The Sheriff held that the test was an objective one. The first step was to identify the activity and then decide if it amounted to a reasonable exercise of access rights. The final step was to examine the actings of the landowner to see if preventing access was his purpose.

It was argued for the Tuleys that Section 2 of the 2003 Act laid down that access takers had duties not to interfere with the rights of other access takers, in this case walkers, as well as the rights of the landowner. The Sheriff agreed, but concluded that the route was safe for use by both walkers and riders.

The Council argued that a landowner should never prevent access because that was prejudging the issue. It was for each access taker to decide if their actions were responsible. The Sheriff disagreed. In exceptional cases if the consequences could be correctly predicted the landowner could barr access. The Sheriff could envisage circumstances developing where that might be the case at Feddanhill Wood.

An expert’s report stated that 10 horses a day, several days a week, would lead to degradation of the route to an extent which the Sheriff regarded as infringing the rights of walkers and the owners. That would not be be responsible. The report was accepted by Highland Council. The question then was what evidence was there of how much use would be made of the route

On the evidence before the Court the Sheriff held that not all activity could be shown inevitably to lead to such a degree of degradation of the route. There was evidence of lesser use being made by the neighbouring riding school owner which would amount to light horse traffic. She would not use the path when muddy, or liable to be churned up.

The route ought to have been kept open for the responsible access takers, but the barriers barred all horse riders.

The Sheriff felt that the Tuley’s action was premature, and that they had not been able to assess what would happen in the future. If in practice the path degraded rapidly under light horse traffic then all horse use would be seen to be irresponsible. If it took several years to degrade, the difficulty would be to show that it was the responsible riders causing this and not irresponsible riders.

The Tuleys had been unable to establish that all horse riding would be irresponsible.

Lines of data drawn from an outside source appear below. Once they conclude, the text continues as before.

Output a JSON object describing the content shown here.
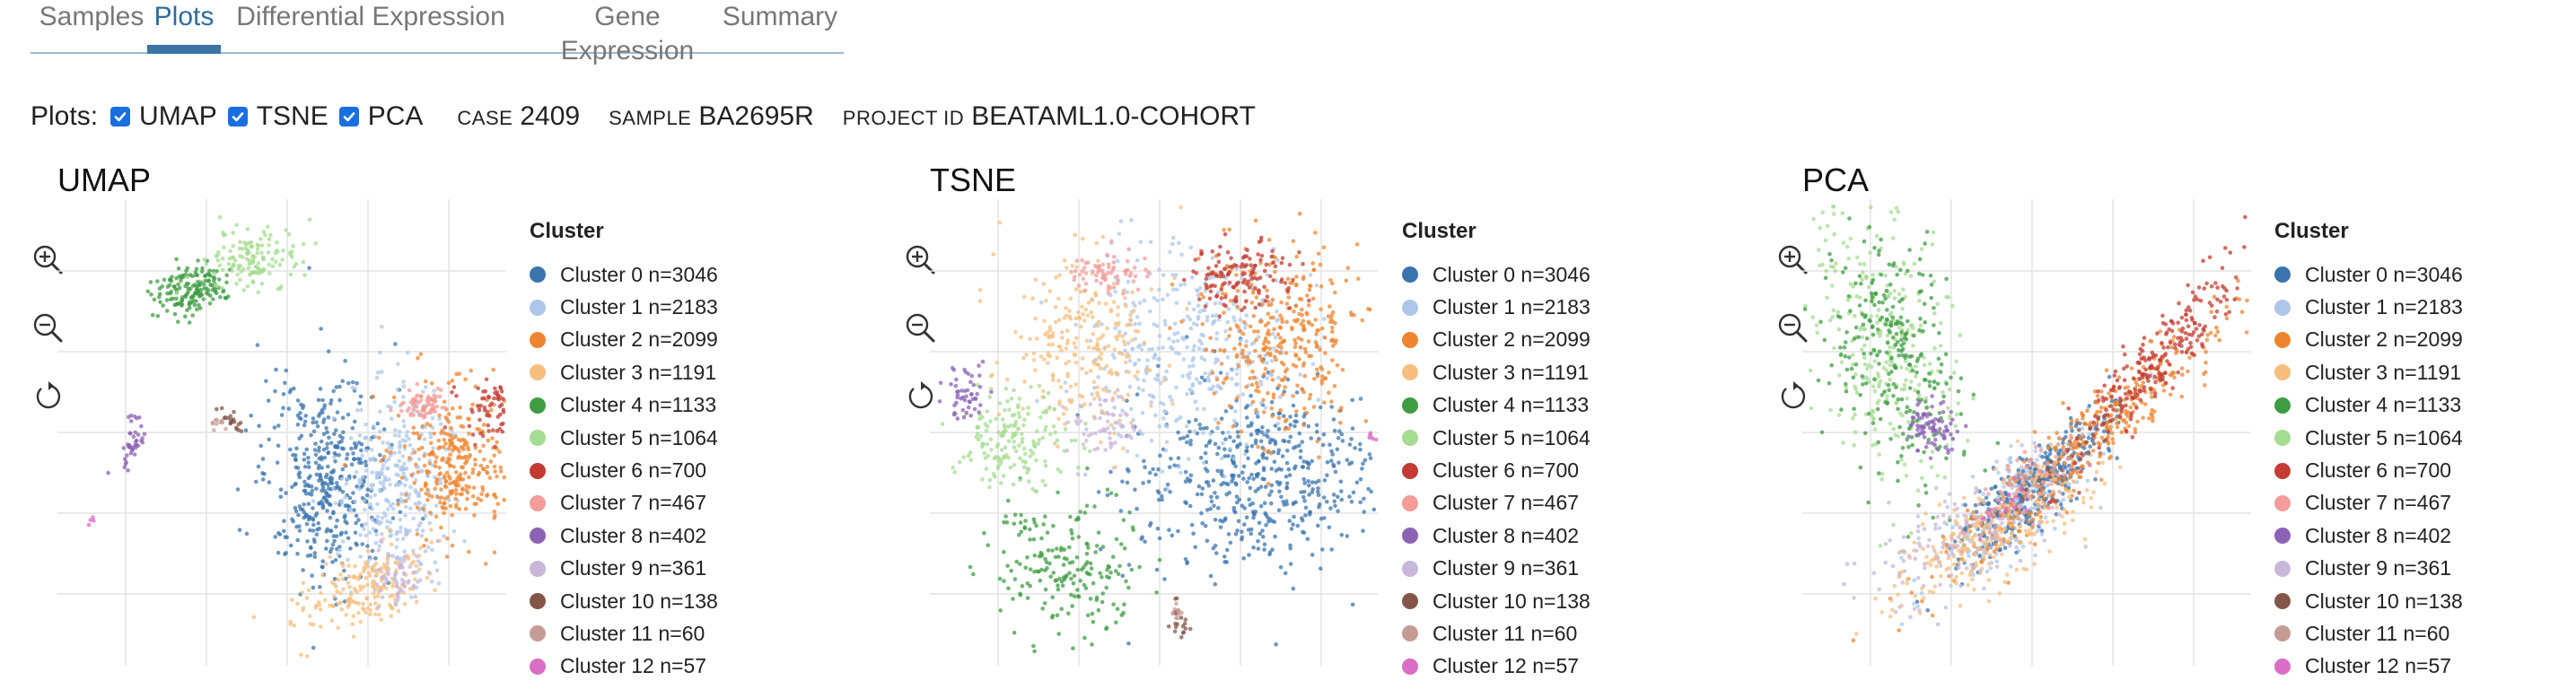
{
  "tabs": [
    {
      "label": "Samples",
      "active": false
    },
    {
      "label": "Plots",
      "active": true
    },
    {
      "label": "Differential Expression",
      "active": false
    },
    {
      "label": "Gene Expression",
      "active": false
    },
    {
      "label": "Summary",
      "active": false
    }
  ],
  "controls": {
    "plots_label": "Plots:",
    "checkboxes": [
      {
        "label": "UMAP",
        "checked": true
      },
      {
        "label": "TSNE",
        "checked": true
      },
      {
        "label": "PCA",
        "checked": true
      }
    ],
    "meta": [
      {
        "key": "CASE",
        "value": "2409"
      },
      {
        "key": "SAMPLE",
        "value": "BA2695R"
      },
      {
        "key": "PROJECT ID",
        "value": "BEATAML1.0-COHORT"
      }
    ]
  },
  "toolbar_icons": [
    "zoom-in-icon",
    "zoom-out-icon",
    "reset-icon"
  ],
  "legend_title": "Cluster",
  "clusters": [
    {
      "label": "Cluster 0 n=3046",
      "color": "#3a74ad"
    },
    {
      "label": "Cluster 1 n=2183",
      "color": "#aec7e8"
    },
    {
      "label": "Cluster 2 n=2099",
      "color": "#ee8530"
    },
    {
      "label": "Cluster 3 n=1191",
      "color": "#f6bf80"
    },
    {
      "label": "Cluster 4 n=1133",
      "color": "#3e9c42"
    },
    {
      "label": "Cluster 5 n=1064",
      "color": "#a6dc92"
    },
    {
      "label": "Cluster 6 n=700",
      "color": "#c33b32"
    },
    {
      "label": "Cluster 7 n=467",
      "color": "#f39c9a"
    },
    {
      "label": "Cluster 8 n=402",
      "color": "#8c62b4"
    },
    {
      "label": "Cluster 9 n=361",
      "color": "#c8b7d8"
    },
    {
      "label": "Cluster 10 n=138",
      "color": "#845649"
    },
    {
      "label": "Cluster 11 n=60",
      "color": "#c59c94"
    },
    {
      "label": "Cluster 12 n=57",
      "color": "#d96ec4"
    }
  ],
  "plots": [
    {
      "title": "UMAP",
      "chart_data": {
        "type": "scatter"
      }
    },
    {
      "title": "TSNE",
      "chart_data": {
        "type": "scatter"
      }
    },
    {
      "title": "PCA",
      "chart_data": {
        "type": "scatter"
      }
    }
  ]
}
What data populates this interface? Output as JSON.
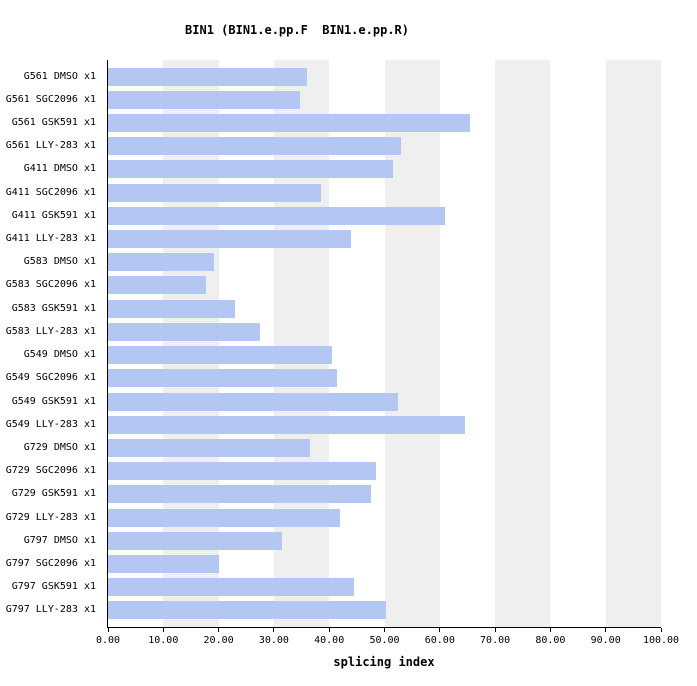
{
  "title": "BIN1 (BIN1.e.pp.F  BIN1.e.pp.R)",
  "chart_data": {
    "type": "bar",
    "orientation": "horizontal",
    "title": "BIN1 (BIN1.e.pp.F  BIN1.e.pp.R)",
    "xlabel": "splicing index",
    "ylabel": "",
    "xlim": [
      0,
      100
    ],
    "x_ticks": [
      0,
      10,
      20,
      30,
      40,
      50,
      60,
      70,
      80,
      90,
      100
    ],
    "x_tick_labels": [
      "0.00",
      "10.00",
      "20.00",
      "30.00",
      "40.00",
      "50.00",
      "60.00",
      "70.00",
      "80.00",
      "90.00",
      "100.00"
    ],
    "grid": "alternating-vertical-bands",
    "legend": "none",
    "categories": [
      "G561 DMSO x1",
      "G561 SGC2096 x1",
      "G561 GSK591 x1",
      "G561 LLY-283 x1",
      "G411 DMSO x1",
      "G411 SGC2096 x1",
      "G411 GSK591 x1",
      "G411 LLY-283 x1",
      "G583 DMSO x1",
      "G583 SGC2096 x1",
      "G583 GSK591 x1",
      "G583 LLY-283 x1",
      "G549 DMSO x1",
      "G549 SGC2096 x1",
      "G549 GSK591 x1",
      "G549 LLY-283 x1",
      "G729 DMSO x1",
      "G729 SGC2096 x1",
      "G729 GSK591 x1",
      "G729 LLY-283 x1",
      "G797 DMSO x1",
      "G797 SGC2096 x1",
      "G797 GSK591 x1",
      "G797 LLY-283 x1"
    ],
    "values": [
      36.0,
      34.7,
      65.5,
      53.0,
      51.5,
      38.5,
      61.0,
      44.0,
      19.2,
      17.7,
      23.0,
      27.5,
      40.5,
      41.5,
      52.5,
      64.5,
      36.5,
      48.5,
      47.5,
      42.0,
      31.5,
      20.0,
      44.5,
      50.2
    ],
    "bar_color": "#b3c7f2",
    "band_color": "#efefef",
    "axis_color": "#000000",
    "text_color": "#000000"
  }
}
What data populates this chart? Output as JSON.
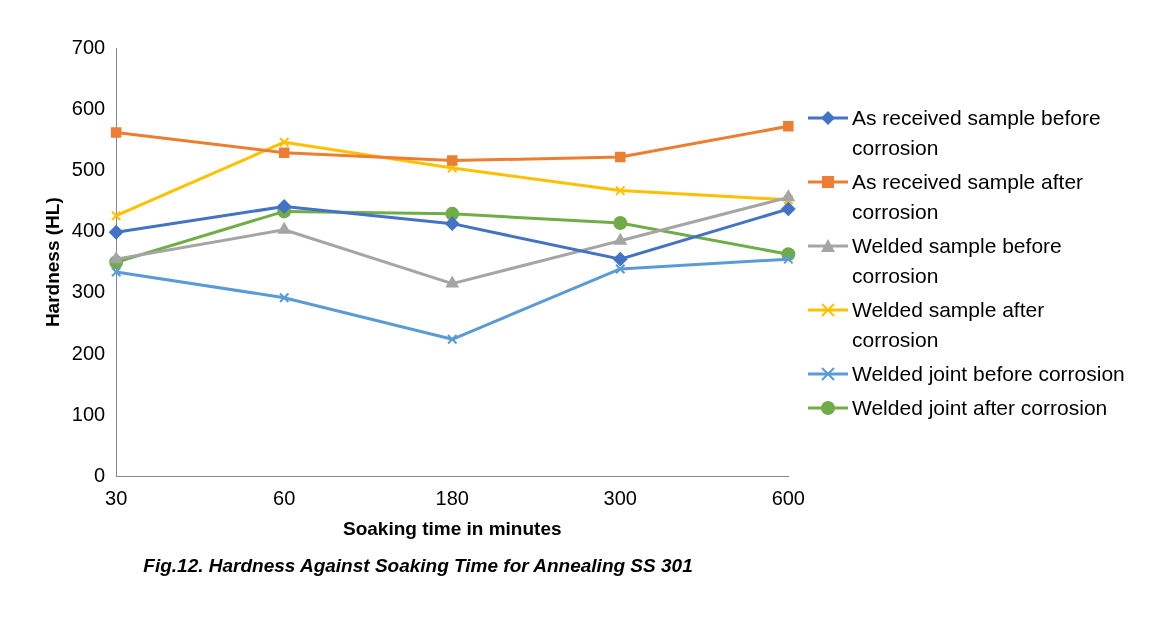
{
  "chart_data": {
    "type": "line",
    "title": "Fig.12. Hardness Against Soaking Time for Annealing SS 301",
    "xlabel": "Soaking time in minutes",
    "ylabel": "Hardness (HL)",
    "categories": [
      "30",
      "60",
      "180",
      "300",
      "600"
    ],
    "ylim": [
      0,
      700
    ],
    "yticks": [
      0,
      100,
      200,
      300,
      400,
      500,
      600,
      700
    ],
    "grid": false,
    "legend": "right",
    "line_style": "solid",
    "series": [
      {
        "name": "As received sample before corrosion",
        "color": "#4472c4",
        "marker": "diamond",
        "values": [
          399,
          441,
          413,
          355,
          437
        ]
      },
      {
        "name": "As received sample after corrosion",
        "color": "#ed7d31",
        "marker": "square",
        "values": [
          562,
          529,
          516,
          522,
          572
        ]
      },
      {
        "name": "Welded sample before corrosion",
        "color": "#a5a5a5",
        "marker": "triangle",
        "values": [
          355,
          403,
          315,
          385,
          456
        ]
      },
      {
        "name": "Welded sample after corrosion",
        "color": "#ffc000",
        "marker": "cross",
        "values": [
          426,
          546,
          504,
          467,
          452
        ]
      },
      {
        "name": "Welded joint before corrosion",
        "color": "#5b9bd5",
        "marker": "cross",
        "values": [
          334,
          292,
          224,
          339,
          355
        ]
      },
      {
        "name": "Welded joint after corrosion",
        "color": "#70ad47",
        "marker": "circle",
        "values": [
          350,
          433,
          429,
          414,
          363
        ]
      }
    ]
  }
}
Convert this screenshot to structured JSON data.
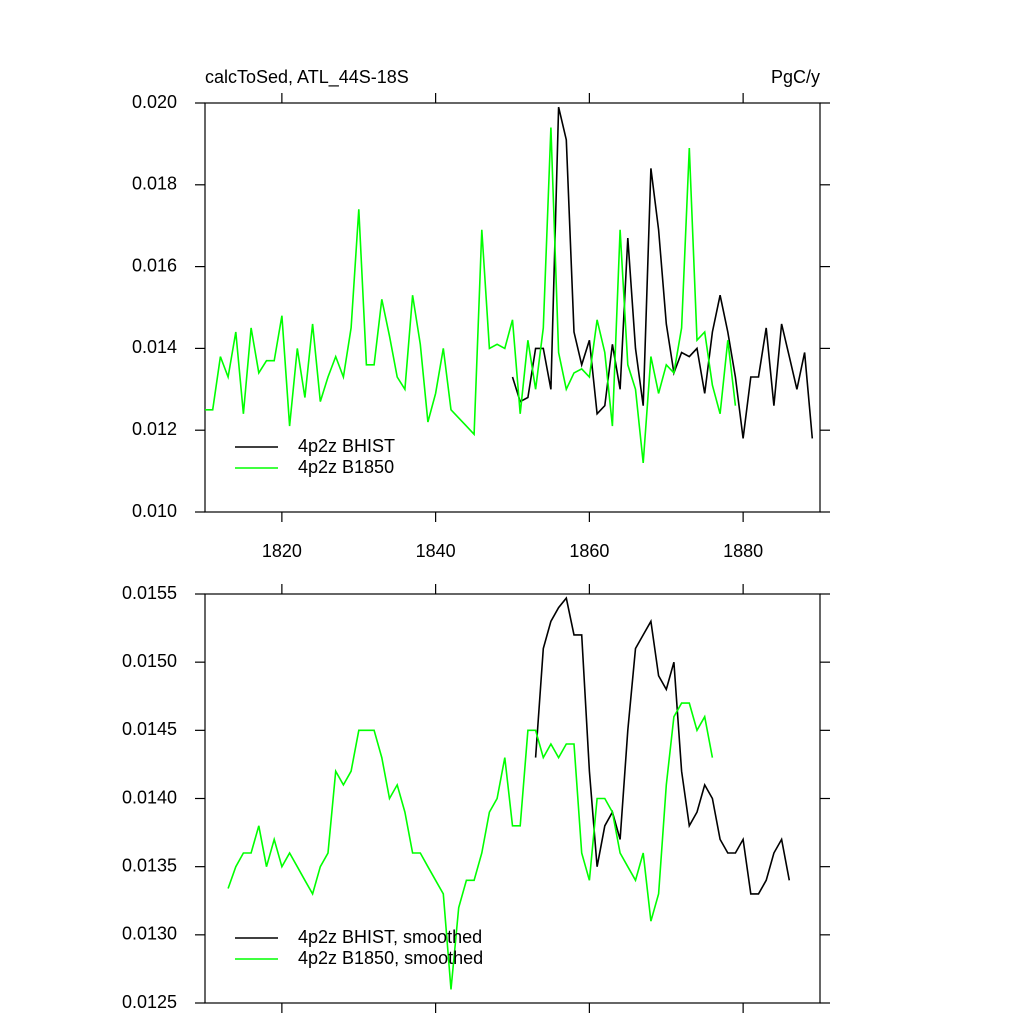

But all horse riders would be prevented from using the route – the responsible exercising access rights as well as the irresponsible (who could not be exercising access rights).

The Sheriff’s personal view was that signage could solve the problem. Signs cautioning against use of the route in mud-making conditions would protect the route, and signs prohibiting access to the paths in the path network that Highland Council had conceded were unsuitable for horses would prevent riding there. This is in line with the approach of the Executive, SNH, the National Access Forum, Highland Council and the British Horse Society. That can now be put to the test in a part of the world where there must be hope of success.